Camille Walala is known for her bold, graphic style. The walls and furniture of her home in east London (which is available to rent on Airbnb) feature her signature geometric shapes and patterns in black-and white and bright primary colours. Bert and May, an interior-design firm, launched its first barge-hotel in east London in 2015 (they are planning others in Bristol and York in 2017). Any fears about the discomforts of life on a narrow boat are soon dispelled by the rooftop terrace, underfloor heating, wood-burning stove, walk-in shower and mid-century Scandinavian furniture.
Last year Airbnb opened its own design laboratory, Samara, and next month it launches a project in Japan that combines local design and craftsmanship with a social agenda. Yoshino House is an all-timber home designed by Go Hasegawa, a young Japanese architect. It is made out of 28 types of local cedar by carpenters in Yoshino, a mountainous region filled with cherry blossom just east of Osaka.
The area has a thriving tourist and timber trade, sake breweries, and factories that make washi paper and chopsticks. But it is afflicted by a common set of social problems: young people moving to the city for work and an ageing population. The house is kitted out with tableware and objects made in the community, and all the proceeds from the rental of its two rooms will be invested back into the town to create jobs.

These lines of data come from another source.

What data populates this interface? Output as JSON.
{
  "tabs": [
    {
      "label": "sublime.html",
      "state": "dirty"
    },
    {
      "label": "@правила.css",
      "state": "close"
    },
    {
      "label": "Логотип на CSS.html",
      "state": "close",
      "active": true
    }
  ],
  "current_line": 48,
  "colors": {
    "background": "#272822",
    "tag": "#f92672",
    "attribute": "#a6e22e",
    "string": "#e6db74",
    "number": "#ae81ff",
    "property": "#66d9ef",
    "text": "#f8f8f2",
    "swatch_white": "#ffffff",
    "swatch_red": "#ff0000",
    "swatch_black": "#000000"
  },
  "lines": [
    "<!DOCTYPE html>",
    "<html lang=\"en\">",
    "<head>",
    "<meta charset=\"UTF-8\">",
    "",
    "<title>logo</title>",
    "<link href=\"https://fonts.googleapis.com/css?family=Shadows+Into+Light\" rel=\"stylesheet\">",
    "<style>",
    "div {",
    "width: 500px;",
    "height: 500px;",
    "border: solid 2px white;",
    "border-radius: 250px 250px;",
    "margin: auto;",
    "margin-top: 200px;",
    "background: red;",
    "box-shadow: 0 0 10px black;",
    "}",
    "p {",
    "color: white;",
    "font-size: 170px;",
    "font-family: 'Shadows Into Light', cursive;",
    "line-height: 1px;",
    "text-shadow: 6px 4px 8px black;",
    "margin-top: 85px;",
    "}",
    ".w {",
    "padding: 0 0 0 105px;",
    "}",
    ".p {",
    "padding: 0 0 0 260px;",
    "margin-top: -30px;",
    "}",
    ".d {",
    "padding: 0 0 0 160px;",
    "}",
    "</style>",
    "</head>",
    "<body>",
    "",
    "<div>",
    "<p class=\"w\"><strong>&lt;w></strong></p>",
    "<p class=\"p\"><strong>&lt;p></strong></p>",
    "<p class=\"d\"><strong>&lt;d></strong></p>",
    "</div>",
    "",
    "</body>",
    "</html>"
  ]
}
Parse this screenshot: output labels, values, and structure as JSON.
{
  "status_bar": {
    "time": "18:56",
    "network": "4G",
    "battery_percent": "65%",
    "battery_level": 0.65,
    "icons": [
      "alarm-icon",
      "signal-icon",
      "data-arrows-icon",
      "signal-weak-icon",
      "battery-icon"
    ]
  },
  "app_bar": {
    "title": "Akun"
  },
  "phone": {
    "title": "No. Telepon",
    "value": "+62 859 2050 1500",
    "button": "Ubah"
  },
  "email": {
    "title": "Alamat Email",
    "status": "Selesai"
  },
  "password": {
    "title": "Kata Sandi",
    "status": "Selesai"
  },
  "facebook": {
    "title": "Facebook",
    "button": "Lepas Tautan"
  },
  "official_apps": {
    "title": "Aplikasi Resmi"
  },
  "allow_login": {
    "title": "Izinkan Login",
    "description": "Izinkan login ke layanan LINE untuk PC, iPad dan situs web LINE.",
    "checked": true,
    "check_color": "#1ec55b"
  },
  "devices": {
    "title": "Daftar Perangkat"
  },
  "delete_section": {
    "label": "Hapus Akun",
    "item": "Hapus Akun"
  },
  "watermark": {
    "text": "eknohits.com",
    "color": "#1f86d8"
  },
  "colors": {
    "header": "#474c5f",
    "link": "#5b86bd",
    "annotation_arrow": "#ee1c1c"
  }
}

Like Koti, the house in Yoshino is not just a way to see contemporary design, but a way of exploring the culture it represents. When asked if there’s anything else that makes Koti particularly Finnish, Bergroth says, “We really don’t know what will happen when 12 strangers spend the night together with minimal sound-proofing. I think that risk-taking and love of weirdness is very Finnish.”